In der rechtzeitig eingebrachten Berufung brachte die Bw. vor, dass ihre Vorhaltsbeantwortung vom 7. 10. 1998 nicht berücksichtigt worden sei. Zudem seien die als nicht abzugsfähig erachteten Beträge nicht nachvollziehbar. Sämtliche Aufwendungen seien ausschließlich betrieblich veranlasst und sie könne zu jedem Beleg eine Erklärung abgeben. Aus der beigelegten Vorhaltsbeantwortung ist ersichtlich, dass die Bw. von der Versicherung einen Betrag von 48.000.- öS erhalten hat. Inwieweit diese Versicherungsvergütung steuerlich berücksichtigt worden sei, könne sie, da sämtliche Belege dem Finanzamt vorlägen, jedoch nicht beantworten.

Weiters beschrieb die Bw. ihren Aufgabenbereich folgendermaßen : Als freiberufliche Journalistin müsse sie Geschichten und Ereignisse tagesaktuell und auch längerfristig recherchieren. Sie müsse Drehbücher und Konzepte erstellen. Zudem obliege ihr das Drehen von Beiträgen, Reportagen und Filmen, sowie deren Bearbeitung und die Fertigstellung am Schnittplatz, ebenso wie das Texten bzw. das Synchronisieren.

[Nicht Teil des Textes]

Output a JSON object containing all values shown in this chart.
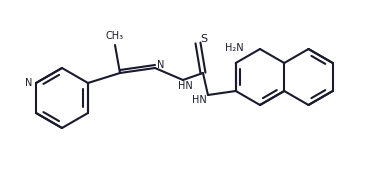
{
  "bg_color": "#ffffff",
  "line_color": "#1a1a2e",
  "text_color": "#1a1a2e",
  "bond_lw": 1.5,
  "figsize": [
    3.87,
    1.8
  ],
  "dpi": 100,
  "fs": 7.0,
  "xlim": [
    0,
    3.87
  ],
  "ylim": [
    0,
    1.8
  ]
}
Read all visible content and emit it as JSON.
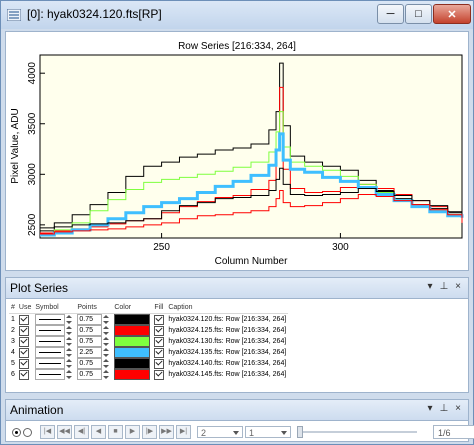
{
  "window": {
    "title": "[0]: hyak0324.120.fts[RP]"
  },
  "chart_data": {
    "type": "line",
    "title": "Row Series [216:334, 264]",
    "xlabel": "Column Number",
    "ylabel": "Pixel Value, ADU",
    "xlim": [
      216,
      334
    ],
    "ylim": [
      2370,
      4180
    ],
    "xticks": [
      250,
      300
    ],
    "yticks": [
      2500,
      3000,
      3500,
      4000
    ],
    "grid": false,
    "series": [
      {
        "name": "hyak0324.120.fts: Row [216:334, 264]",
        "color": "#000000",
        "x": [
          216,
          220,
          225,
          230,
          235,
          240,
          245,
          250,
          255,
          260,
          265,
          270,
          275,
          280,
          282,
          283,
          284,
          286,
          290,
          295,
          300,
          305,
          310,
          315,
          320,
          325,
          330,
          334
        ],
        "y": [
          2440,
          2520,
          2600,
          2700,
          2820,
          2980,
          3080,
          3120,
          3170,
          3200,
          3240,
          3260,
          3300,
          3440,
          3620,
          4100,
          3480,
          3180,
          3120,
          3080,
          3040,
          2940,
          2840,
          2760,
          2700,
          2660,
          2620,
          2600
        ]
      },
      {
        "name": "hyak0324.125.fts: Row [216:334, 264]",
        "color": "#ff0000",
        "x": [
          216,
          220,
          225,
          230,
          235,
          240,
          245,
          250,
          255,
          260,
          265,
          270,
          275,
          280,
          282,
          283,
          284,
          286,
          290,
          295,
          300,
          305,
          310,
          315,
          320,
          325,
          330,
          334
        ],
        "y": [
          2420,
          2440,
          2460,
          2480,
          2510,
          2540,
          2560,
          2620,
          2680,
          2730,
          2770,
          2790,
          2850,
          2940,
          3230,
          3860,
          3050,
          2860,
          2820,
          2830,
          2870,
          2900,
          2860,
          2800,
          2740,
          2680,
          2600,
          2520
        ]
      },
      {
        "name": "hyak0324.130.fts: Row [216:334, 264]",
        "color": "#7fff3f",
        "x": [
          216,
          220,
          225,
          230,
          235,
          240,
          245,
          250,
          255,
          260,
          265,
          270,
          275,
          280,
          282,
          283,
          284,
          286,
          290,
          295,
          300,
          305,
          310,
          315,
          320,
          325,
          330,
          334
        ],
        "y": [
          2410,
          2450,
          2520,
          2640,
          2750,
          2850,
          2920,
          2950,
          2970,
          3000,
          3030,
          3070,
          3120,
          3220,
          3420,
          3620,
          3270,
          3120,
          3080,
          3040,
          2980,
          2900,
          2820,
          2750,
          2680,
          2640,
          2600,
          2580
        ]
      },
      {
        "name": "hyak0324.135.fts: Row [216:334, 264]",
        "color": "#3fbfff",
        "x": [
          216,
          220,
          225,
          230,
          235,
          240,
          245,
          250,
          255,
          260,
          265,
          270,
          275,
          280,
          282,
          283,
          284,
          286,
          290,
          295,
          300,
          305,
          310,
          315,
          320,
          325,
          330,
          334
        ],
        "y": [
          2400,
          2420,
          2450,
          2500,
          2560,
          2620,
          2680,
          2720,
          2760,
          2820,
          2880,
          2930,
          2990,
          3090,
          3240,
          3400,
          3140,
          3050,
          3020,
          2970,
          2930,
          2870,
          2800,
          2740,
          2680,
          2630,
          2590,
          2570
        ]
      },
      {
        "name": "hyak0324.140.fts: Row [216:334, 264]",
        "color": "#000000",
        "x": [
          216,
          220,
          225,
          230,
          235,
          240,
          245,
          250,
          255,
          260,
          265,
          270,
          275,
          280,
          282,
          283,
          284,
          286,
          290,
          295,
          300,
          305,
          310,
          315,
          320,
          325,
          330,
          334
        ],
        "y": [
          2470,
          2480,
          2500,
          2510,
          2520,
          2540,
          2560,
          2640,
          2690,
          2720,
          2760,
          2770,
          2790,
          2840,
          2950,
          3060,
          2900,
          2800,
          2790,
          2800,
          2820,
          2860,
          2830,
          2790,
          2740,
          2690,
          2630,
          2560
        ]
      },
      {
        "name": "hyak0324.145.fts: Row [216:334, 264]",
        "color": "#ff0000",
        "x": [
          216,
          220,
          225,
          230,
          235,
          240,
          245,
          250,
          255,
          260,
          265,
          270,
          275,
          280,
          282,
          283,
          284,
          286,
          290,
          295,
          300,
          305,
          310,
          315,
          320,
          325,
          330,
          334
        ],
        "y": [
          2410,
          2430,
          2440,
          2450,
          2460,
          2480,
          2500,
          2520,
          2560,
          2590,
          2600,
          2620,
          2640,
          2680,
          2760,
          2840,
          2720,
          2680,
          2690,
          2720,
          2760,
          2800,
          2780,
          2740,
          2700,
          2650,
          2600,
          2540
        ]
      }
    ]
  },
  "plot_series": {
    "title": "Plot Series",
    "columns": [
      "#",
      "Use",
      "Symbol",
      "Points",
      "Color",
      "Fill",
      "Caption"
    ],
    "rows": [
      {
        "num": "1",
        "points": "0.75",
        "color": "#000000",
        "caption": "hyak0324.120.fts: Row [216:334, 264]"
      },
      {
        "num": "2",
        "points": "0.75",
        "color": "#ff0000",
        "caption": "hyak0324.125.fts: Row [216:334, 264]"
      },
      {
        "num": "3",
        "points": "0.75",
        "color": "#7fff3f",
        "caption": "hyak0324.130.fts: Row [216:334, 264]"
      },
      {
        "num": "4",
        "points": "2.25",
        "color": "#3fbfff",
        "caption": "hyak0324.135.fts: Row [216:334, 264]"
      },
      {
        "num": "5",
        "points": "0.75",
        "color": "#000000",
        "caption": "hyak0324.140.fts: Row [216:334, 264]"
      },
      {
        "num": "6",
        "points": "0.75",
        "color": "#ff0000",
        "caption": "hyak0324.145.fts: Row [216:334, 264]"
      }
    ]
  },
  "animation": {
    "title": "Animation",
    "speed_value": "2",
    "step_value": "1",
    "frame_value": "1/6"
  },
  "panel_buttons": {
    "dropdown": "▾",
    "pin": "⊥",
    "close": "×"
  }
}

Unter Recherche seien Vorbesprechungen mit Kamerateams, Aufenthalte auf Ämtern Bibliotheken,....Gespräche mit Interviewpartnern, Informanten, Experten usw. zu verstehen, die entweder in deren Wohnung stattfinden oder an einem auswärtigen Ort. Diesen müsse sie daher vorher, je nach Wetterlage auch mehrmals, besichtigen.

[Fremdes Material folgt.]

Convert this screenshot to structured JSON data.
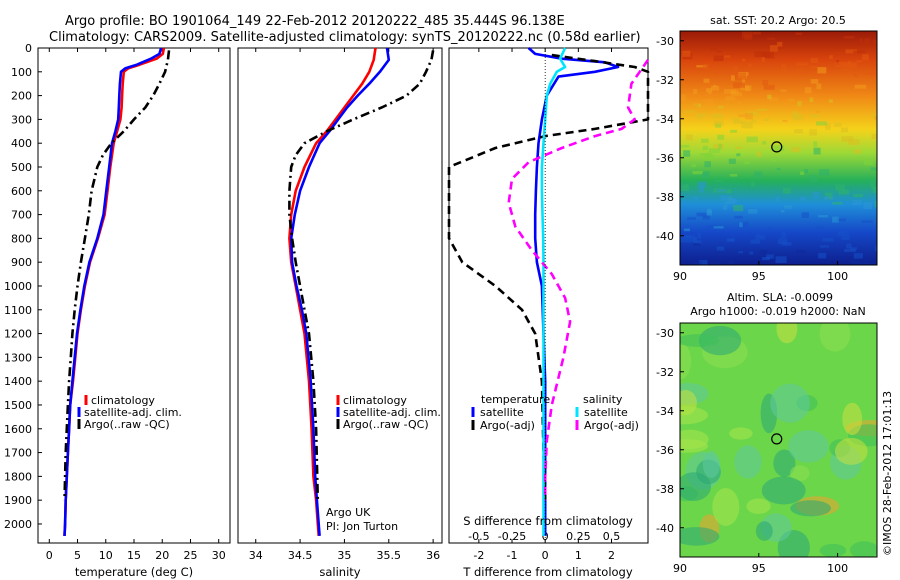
{
  "header": {
    "line1": "Argo profile: BO 1901064_149 22-Feb-2012 20120222_485 35.444S 96.138E",
    "line2": "Climatology: CARS2009. Satellite-adjusted climatology: synTS_20120222.nc (0.58d earlier)"
  },
  "colors": {
    "climatology": "#ff0000",
    "satellite_adj_clim": "#0000ff",
    "argo": "#000000",
    "satellite_salinity": "#00e5ff",
    "argo_salinity": "#ff00ff"
  },
  "footer": {
    "credit": "©IMOS 28-Feb-2012 17:01:13"
  },
  "chart_data": [
    {
      "id": "temperature",
      "type": "line",
      "xlabel": "temperature (deg C)",
      "ylabel": "",
      "xlim": [
        -2,
        32
      ],
      "ylim": [
        2080,
        0
      ],
      "x_ticks": [
        "0",
        "5",
        "10",
        "15",
        "20",
        "25",
        "30"
      ],
      "y_ticks": [
        "0",
        "100",
        "200",
        "300",
        "400",
        "500",
        "600",
        "700",
        "800",
        "900",
        "1000",
        "1100",
        "1200",
        "1300",
        "1400",
        "1500",
        "1600",
        "1700",
        "1800",
        "1900",
        "2000"
      ],
      "legend": {
        "placement": "lower-right",
        "entries": [
          "climatology",
          "satellite-adj. clim.",
          "Argo(..raw -QC)"
        ]
      },
      "series": [
        {
          "name": "climatology",
          "color": "#ff0000",
          "style": "solid",
          "x": [
            20.3,
            20.1,
            19,
            16,
            14,
            13.2,
            13,
            12.9,
            12.8,
            12.6,
            12,
            11.4,
            10.8,
            10.3,
            9.8,
            8.6,
            7.2,
            6.3,
            5.6,
            5.0,
            4.6,
            4.2,
            3.7,
            3.5,
            3.3,
            3.1,
            2.9,
            2.8,
            2.7
          ],
          "y": [
            0,
            25,
            45,
            70,
            85,
            100,
            150,
            200,
            250,
            300,
            350,
            400,
            500,
            600,
            700,
            800,
            900,
            1000,
            1100,
            1200,
            1300,
            1400,
            1500,
            1600,
            1700,
            1800,
            1900,
            2000,
            2050
          ]
        },
        {
          "name": "satellite-adj. clim.",
          "color": "#0000ff",
          "style": "solid",
          "x": [
            19.8,
            19.5,
            18,
            15.5,
            13.5,
            12.7,
            12.5,
            12.4,
            12.3,
            12.2,
            11.7,
            11.1,
            10.6,
            10.1,
            9.6,
            8.5,
            7.1,
            6.2,
            5.5,
            4.9,
            4.5,
            4.1,
            3.7,
            3.5,
            3.3,
            3.1,
            2.9,
            2.8,
            2.7
          ],
          "y": [
            0,
            25,
            45,
            70,
            85,
            100,
            150,
            200,
            250,
            300,
            350,
            400,
            500,
            600,
            700,
            800,
            900,
            1000,
            1100,
            1200,
            1300,
            1400,
            1500,
            1600,
            1700,
            1800,
            1900,
            2000,
            2050
          ]
        },
        {
          "name": "Argo(..raw -QC)",
          "color": "#000000",
          "style": "dashdot",
          "x": [
            21.2,
            21.0,
            20.5,
            19.5,
            18.4,
            17.0,
            15.0,
            13.2,
            11.0,
            9.5,
            8.5,
            8.0,
            7.5,
            7.0,
            6.3,
            5.6,
            5.0,
            4.5,
            4.1,
            3.8,
            3.5,
            3.3,
            3.1,
            2.9,
            2.8,
            2.7
          ],
          "y": [
            10,
            50,
            100,
            150,
            200,
            250,
            300,
            350,
            400,
            450,
            500,
            550,
            600,
            700,
            800,
            900,
            1000,
            1100,
            1200,
            1300,
            1400,
            1500,
            1600,
            1700,
            1800,
            1900
          ]
        }
      ]
    },
    {
      "id": "salinity",
      "type": "line",
      "xlabel": "salinity",
      "ylabel": "",
      "xlim": [
        33.8,
        36.1
      ],
      "ylim": [
        2080,
        0
      ],
      "x_ticks": [
        "34",
        "34.5",
        "35",
        "35.5",
        "36"
      ],
      "legend": {
        "placement": "lower-right",
        "entries": [
          "climatology",
          "satellite-adj. clim.",
          "Argo(..raw -QC)"
        ]
      },
      "annotation": {
        "line1": "Argo UK",
        "line2": "PI: Jon Turton"
      },
      "series": [
        {
          "name": "climatology",
          "color": "#ff0000",
          "style": "solid",
          "x": [
            35.35,
            35.33,
            35.28,
            35.2,
            35.1,
            35.0,
            34.9,
            34.8,
            34.68,
            34.55,
            34.45,
            34.4,
            34.38,
            34.4,
            34.45,
            34.5,
            34.55,
            34.6,
            34.63,
            34.65,
            34.68,
            34.7,
            34.71
          ],
          "y": [
            0,
            50,
            100,
            150,
            200,
            250,
            300,
            350,
            400,
            500,
            600,
            700,
            800,
            900,
            1000,
            1100,
            1200,
            1400,
            1600,
            1800,
            1900,
            2000,
            2050
          ]
        },
        {
          "name": "satellite-adj. clim.",
          "color": "#0000ff",
          "style": "solid",
          "x": [
            35.48,
            35.5,
            35.4,
            35.28,
            35.15,
            35.03,
            34.93,
            34.83,
            34.72,
            34.6,
            34.5,
            34.44,
            34.4,
            34.41,
            34.46,
            34.52,
            34.57,
            34.62,
            34.65,
            34.67,
            34.69,
            34.71,
            34.72
          ],
          "y": [
            0,
            50,
            100,
            150,
            200,
            250,
            300,
            350,
            400,
            500,
            600,
            700,
            800,
            900,
            1000,
            1100,
            1200,
            1400,
            1600,
            1800,
            1900,
            2000,
            2050
          ]
        },
        {
          "name": "Argo(..raw -QC)",
          "color": "#000000",
          "style": "dashdot",
          "x": [
            36.0,
            35.98,
            35.92,
            35.85,
            35.7,
            35.42,
            35.1,
            34.8,
            34.55,
            34.45,
            34.4,
            34.38,
            34.38,
            34.41,
            34.45,
            34.5,
            34.55,
            34.6,
            34.65,
            34.68,
            34.7
          ],
          "y": [
            10,
            50,
            100,
            150,
            200,
            250,
            300,
            350,
            400,
            450,
            500,
            600,
            700,
            800,
            900,
            1000,
            1100,
            1200,
            1400,
            1600,
            1900
          ]
        }
      ]
    },
    {
      "id": "difference",
      "type": "line",
      "xlabel": "T difference from climatology",
      "xlabel_top": "S difference from climatology",
      "xlim": [
        -2.9,
        3.1
      ],
      "ylim": [
        2080,
        0
      ],
      "x_ticks": [
        "-2",
        "-1",
        "0",
        "1",
        "2"
      ],
      "x_ticks_top": [
        "-0.5",
        "-0.25",
        "0",
        "0.25",
        "0.5"
      ],
      "legend": {
        "placement": "lower",
        "group_titles": [
          "temperature",
          "salinity"
        ],
        "entries": [
          "satellite",
          "Argo(-adj)",
          "satellite",
          "Argo(-adj)"
        ]
      },
      "series": [
        {
          "name": "temperature satellite",
          "color": "#0000ff",
          "style": "solid",
          "x": [
            -0.5,
            -0.3,
            0.5,
            1.8,
            2.2,
            1.5,
            0.4,
            0.05,
            -0.1,
            -0.2,
            -0.25,
            -0.28,
            -0.3,
            -0.3,
            -0.25,
            -0.1,
            -0.05,
            0.0,
            0.0,
            0.0,
            0.0,
            0.0
          ],
          "y": [
            0,
            25,
            45,
            60,
            80,
            100,
            120,
            200,
            300,
            400,
            500,
            600,
            700,
            800,
            900,
            1000,
            1200,
            1400,
            1600,
            1800,
            2000,
            2050
          ]
        },
        {
          "name": "temperature Argo(-adj)",
          "color": "#000000",
          "style": "dashed",
          "x": [
            0.2,
            1.5,
            2.7,
            3.1,
            3.1,
            1.5,
            0.0,
            -1.5,
            -2.9,
            -2.9,
            -2.5,
            -1.5,
            -0.7,
            -0.3,
            -0.1,
            -0.05,
            0.0
          ],
          "y": [
            30,
            55,
            80,
            100,
            300,
            340,
            370,
            420,
            500,
            800,
            900,
            1000,
            1100,
            1200,
            1400,
            1700,
            1900
          ]
        },
        {
          "name": "salinity satellite",
          "color": "#00e5ff",
          "style": "solid",
          "x": [
            0.6,
            0.45,
            0.6,
            0.35,
            0.15,
            0.05,
            0.0,
            -0.05,
            -0.1,
            -0.1,
            -0.08,
            -0.06,
            -0.05,
            -0.05,
            -0.05,
            -0.05,
            -0.05,
            -0.05,
            -0.05
          ],
          "y": [
            0,
            45,
            80,
            100,
            150,
            200,
            300,
            400,
            500,
            600,
            700,
            800,
            900,
            1000,
            1200,
            1400,
            1600,
            1800,
            2050
          ]
        },
        {
          "name": "salinity Argo(-adj)",
          "color": "#ff00ff",
          "style": "dashed",
          "x": [
            3.1,
            2.6,
            2.5,
            2.7,
            2.3,
            1.5,
            0.5,
            -0.5,
            -1.0,
            -1.1,
            -0.9,
            -0.4,
            0.2,
            0.6,
            0.75,
            0.55,
            0.2,
            0.05,
            0.0,
            0.0
          ],
          "y": [
            50,
            150,
            250,
            300,
            340,
            370,
            420,
            480,
            550,
            650,
            750,
            850,
            950,
            1050,
            1150,
            1300,
            1500,
            1650,
            1800,
            1900
          ]
        }
      ]
    },
    {
      "id": "sst_map",
      "type": "heatmap",
      "title": "sat. SST: 20.2  Argo: 20.5",
      "x_ticks": [
        "90",
        "95",
        "100"
      ],
      "y_ticks": [
        "-30",
        "-32",
        "-34",
        "-36",
        "-38",
        "-40"
      ],
      "xlim": [
        90,
        102.5
      ],
      "ylim": [
        -41.5,
        -29.5
      ],
      "marker": {
        "lon": 96.138,
        "lat": -35.444
      }
    },
    {
      "id": "sla_map",
      "type": "heatmap",
      "title_line1": "Altim. SLA: -0.0099",
      "title_line2": "Argo h1000: -0.019 h2000: NaN",
      "x_ticks": [
        "90",
        "95",
        "100"
      ],
      "y_ticks": [
        "-30",
        "-32",
        "-34",
        "-36",
        "-38",
        "-40"
      ],
      "xlim": [
        90,
        102.5
      ],
      "ylim": [
        -41.5,
        -29.5
      ],
      "marker": {
        "lon": 96.138,
        "lat": -35.444
      }
    }
  ]
}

Bezüglich des Drehbuchs sei das gegenseitige Korrigieren von Konzepten und Drehbüchern wichtig. Es sei durchaus üblich, dass sich miteinander befreundete Journalisten gegenseitig beraten. Dafür gäbe es Arbeitsgespräche, beispielsweise in Kaffeehäusern.

Ihr Auto sei vor allem für die Dreharbeiten wichtig, da sie zwecks Vorbereitungshandlungen oft einige Tage vor dem Kamerateam vor Ort sein müsse.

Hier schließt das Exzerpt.